We will check out what is happening there and if it is not going to re open the entry will be removed.

Thanks for the info.

Mike


----------



## teemyob (Nov 22, 2005)

*http://inglescamperstopsierraespuna.blogspot.com/*

http://inglescamperstopsierraespuna.blogspot.com/


----------



## gandj (May 11, 2005)

Thanks Mike
I hope the owners sort things out because we stayed there twice this winter and we think it's a cracking little aire.

I will be monitoring via local friends and will update with any news.

Graham


----------



## spykal (May 9, 2005)

*Re: http://inglescamperstopsierraespuna.blogspot.com/*



teemyob said:


> http://inglescamperstopsierraespuna.blogspot.com/


Thanks for the link...it is within the campsite entry as well :wink:

MHF Campsite entry <<<


----------



## NormanB (Sep 8, 2005)

Ros and I stayed at this camperstop in early March 2012 and we were very impressed. It's just off the A7 and a useful stop-off when heading to and from Almeria.
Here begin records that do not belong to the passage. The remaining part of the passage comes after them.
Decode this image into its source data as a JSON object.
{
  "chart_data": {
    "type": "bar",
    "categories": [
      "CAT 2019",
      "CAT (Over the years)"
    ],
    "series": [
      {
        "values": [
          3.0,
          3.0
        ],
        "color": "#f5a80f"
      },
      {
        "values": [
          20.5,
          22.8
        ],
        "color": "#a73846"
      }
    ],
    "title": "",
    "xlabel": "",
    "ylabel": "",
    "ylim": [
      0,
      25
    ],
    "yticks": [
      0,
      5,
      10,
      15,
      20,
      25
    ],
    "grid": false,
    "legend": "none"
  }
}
It's in a suburban area about 1/2km from the foothills of the eastern slopes of the Sierra Espuna. Lots of walking and biking in the hills or biking along the canal on the flat.

We met an english couple, Martin and Judith, who live very close to the Aire and they showed us some brilliant walks in the hills from 1 to 4 hours duration. 

At the site we saw Short-Eared Owls and Spotted Cuckoos (barnstorming some Magpies to distract them and gain access to their nests.) In the hills we saw Bonellis Eagles (or maybe they were booted Eagles) soaring.

There are some fabulous walking & mountain biking routes - 31 are marked trails.

The site itself is very private and well presented. You can sit out in the evening under a gazebo enjoying panoramic views east and the mountain range in the west.

If the site re-opens we'll be back next year.


----------